Brothers

screen-captureBrothers is another film that I went to having one expectation from the previews and came away with a different story altogether. Directed by Jim Sheridan (In America) and starring Toby Maguire, Jake Gyllenhaal and Natalie Portman, it is a remake of the Danish movie Brødre which was written and directed by Susanne Bier (After the Wedding).

This is the classic story of two brothers, one good, one not so much – or so we think. The film opens with brother Sam (Maguire) picking up brother Tommy (Gyllenhaal) at the prison gates; he’s just served out his sentence for robbing a bank. Sam is a Marine Captain who is itching to redeploy to Afghanistan and is saying his goodbyes to wife and kids. Ne’er-do-well Tommy is the black-sleep of the family. Dad (Sam Shepard) is a military man, too, and is quick to show his contempt for his ex-con son. And then there is the beautiful wife Grace (Portman) who has loved Sam since high school and as her daughter reminds Uncle Tommy, “she doesn’t like you.”

Not long after Sam is gone back to war, the inevitable knock on the front door by the two officers in their dress uniforms brings the news that he is dead. Tommy tries to step up to the plate for his dead brother and is soon bonding with the kids and redoing the kitchen for his dead brother’s wife. (Thank God for that! I kept thinking, “How does she work in that kitchen?”) And soon he is bonding with Grace, too.

Only it turns out Sam isn’t dead. He’s only been held captive for months on end by some very, very bad men in Afghanistan and was forced to do a horrible thing to stay alive. This is what drives the film to its somewhat unsatisfying conclusion. Sam comes home mentally damaged by the moral abyss he has put himself in. And just like his Dad did when he came back from Nam (we later find out), he is taking it out on his family — being mean to his little girls, cold to his wife, and falsely accusing his brother of sleeping with her.
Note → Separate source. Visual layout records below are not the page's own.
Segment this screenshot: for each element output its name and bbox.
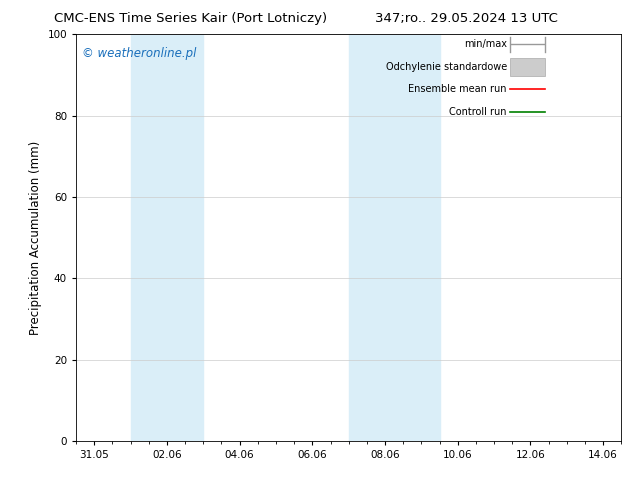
Text: Controll run: Controll run — [450, 106, 507, 117]
Text: © weatheronline.pl: © weatheronline.pl — [82, 47, 196, 59]
Bar — [349, 34, 439, 441]
FancyBboxPatch shape — [510, 58, 545, 76]
Text: CMC-ENS Time Series Kair (Port Lotniczy): CMC-ENS Time Series Kair (Port Lotniczy) — [54, 12, 327, 25]
Bar — [131, 34, 204, 441]
Y-axis label: Precipitation Accumulation (mm): Precipitation Accumulation (mm) — [29, 141, 42, 335]
Text: Odchylenie standardowe: Odchylenie standardowe — [385, 62, 507, 72]
Text: Ensemble mean run: Ensemble mean run — [408, 84, 507, 94]
Text: 347;ro.. 29.05.2024 13 UTC: 347;ro.. 29.05.2024 13 UTC — [375, 12, 557, 25]
Text: min/max: min/max — [464, 40, 507, 49]
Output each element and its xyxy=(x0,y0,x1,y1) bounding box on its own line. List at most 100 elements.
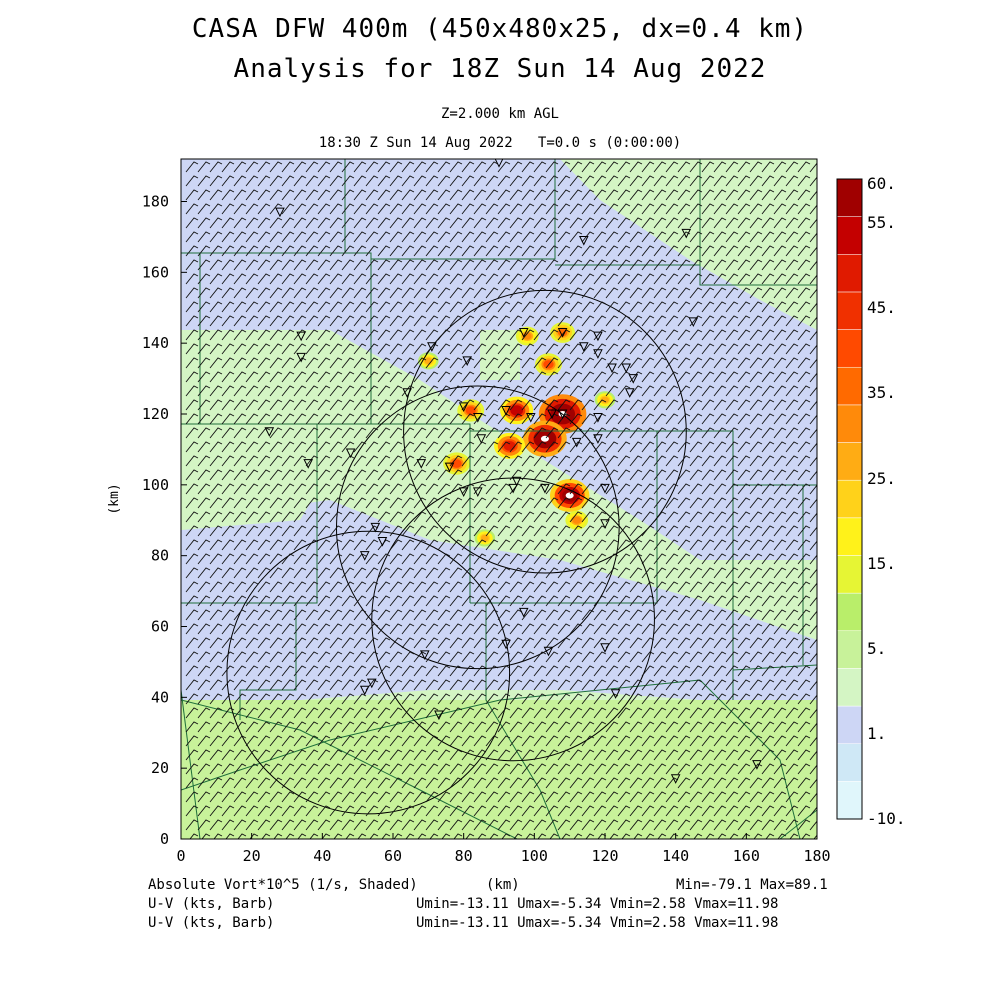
station-marker xyxy=(370,522,381,533)
wind-barb xyxy=(797,189,811,201)
wind-barb xyxy=(653,623,667,635)
wind-barb xyxy=(233,427,247,439)
station-marker xyxy=(501,639,511,650)
wind-barb xyxy=(197,427,211,439)
wind-barb xyxy=(305,735,319,747)
wind-barb xyxy=(509,301,523,313)
wind-barb xyxy=(413,539,427,551)
wind-barb xyxy=(713,455,727,467)
wind-barb xyxy=(749,259,763,271)
wind-barb xyxy=(737,777,751,789)
wind-barb xyxy=(545,581,559,593)
wind-barb xyxy=(617,567,631,579)
wind-barb xyxy=(389,245,403,257)
wind-barb xyxy=(521,441,535,453)
wind-barb xyxy=(425,371,439,383)
wind-barb xyxy=(785,679,799,691)
wind-barb xyxy=(545,357,559,369)
wind-barb xyxy=(425,329,439,341)
wind-barb xyxy=(389,259,403,271)
wind-barb xyxy=(761,287,775,299)
wind-barb xyxy=(557,469,571,481)
wind-barb xyxy=(557,399,571,411)
wind-barb xyxy=(533,399,547,411)
wind-barb xyxy=(749,315,763,327)
wind-barb xyxy=(665,287,679,299)
wind-barb xyxy=(317,581,331,593)
wind-barb xyxy=(425,287,439,299)
wind-barb xyxy=(461,539,475,551)
wind-barb xyxy=(557,273,571,285)
wind-barb xyxy=(629,343,643,355)
wind-barb xyxy=(209,777,223,789)
wind-barb xyxy=(809,806,817,817)
wind-barb xyxy=(797,203,811,215)
wind-barb xyxy=(377,511,391,523)
wind-barb xyxy=(521,231,535,243)
wind-barb xyxy=(497,721,511,733)
wind-barb xyxy=(221,749,235,761)
wind-barb xyxy=(185,735,199,747)
wind-barb xyxy=(617,343,631,355)
wind-barb xyxy=(353,721,367,733)
wind-barb xyxy=(449,679,463,691)
wind-barb xyxy=(797,511,811,523)
wind-barb xyxy=(749,371,763,383)
wind-barb xyxy=(629,245,643,257)
y-tick-label: 120 xyxy=(142,405,169,423)
wind-barb xyxy=(689,455,703,467)
wind-barb xyxy=(377,175,391,187)
wind-barb xyxy=(341,287,355,299)
wind-barb xyxy=(389,651,403,663)
colorbar-swatch xyxy=(836,404,863,443)
wind-barb xyxy=(557,217,571,229)
wind-barb xyxy=(665,497,679,509)
wind-barb xyxy=(437,245,451,257)
wind-barb xyxy=(245,315,259,327)
wind-barb xyxy=(461,693,475,705)
wind-barb xyxy=(377,385,391,397)
wind-barb xyxy=(209,539,223,551)
wind-barb xyxy=(425,441,439,453)
wind-barb xyxy=(749,455,763,467)
wind-barb xyxy=(521,637,535,649)
station-marker xyxy=(476,434,487,444)
wind-barb xyxy=(761,231,775,243)
wind-barb xyxy=(257,231,271,243)
wind-barb xyxy=(785,581,799,593)
wind-barb xyxy=(365,623,379,635)
wind-barb xyxy=(449,651,463,663)
wind-barb xyxy=(773,231,787,243)
wind-barb xyxy=(257,609,271,621)
wind-barb xyxy=(353,539,367,551)
wind-barb xyxy=(437,595,451,607)
wind-barb xyxy=(245,693,259,705)
wind-barb xyxy=(197,763,211,775)
wind-barb xyxy=(665,511,679,523)
wind-barb xyxy=(533,301,547,313)
wind-barb xyxy=(677,343,691,355)
wind-barb xyxy=(425,301,439,313)
wind-barb xyxy=(317,371,331,383)
wind-barb xyxy=(641,707,655,719)
wind-barb xyxy=(197,315,211,327)
wind-barb xyxy=(581,315,595,327)
wind-barb xyxy=(585,833,595,839)
wind-barb xyxy=(197,637,211,649)
wind-barb xyxy=(545,777,559,789)
wind-barb xyxy=(761,763,775,775)
wind-barb xyxy=(329,399,343,411)
wind-barb xyxy=(413,581,427,593)
wind-barb xyxy=(245,483,259,495)
wind-barb xyxy=(593,777,607,789)
wind-barb xyxy=(293,245,307,257)
wind-barb xyxy=(461,189,475,201)
wind-barb xyxy=(449,413,463,425)
wind-barb xyxy=(533,259,547,271)
wind-barb xyxy=(665,553,679,565)
wind-barb xyxy=(185,455,199,467)
wind-barb xyxy=(689,245,703,257)
wind-barb xyxy=(509,819,523,831)
wind-barb xyxy=(401,763,415,775)
wind-barb xyxy=(281,805,295,817)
There are some really nicely done scenes in this movie. The actors are all good, but when it was over all I could think about was horrible it is that we have people who we train to kill and I can’t imagine what it must do to them when they do. Brothers is a downer, and I’m not sure what it was trying to say. I think it might have been better if they switched the brothers’ roles. I was totally wanting Grace to get together with Tommy at the end. And I am not really sure who the audience is. This definitely ain’t a chick flick.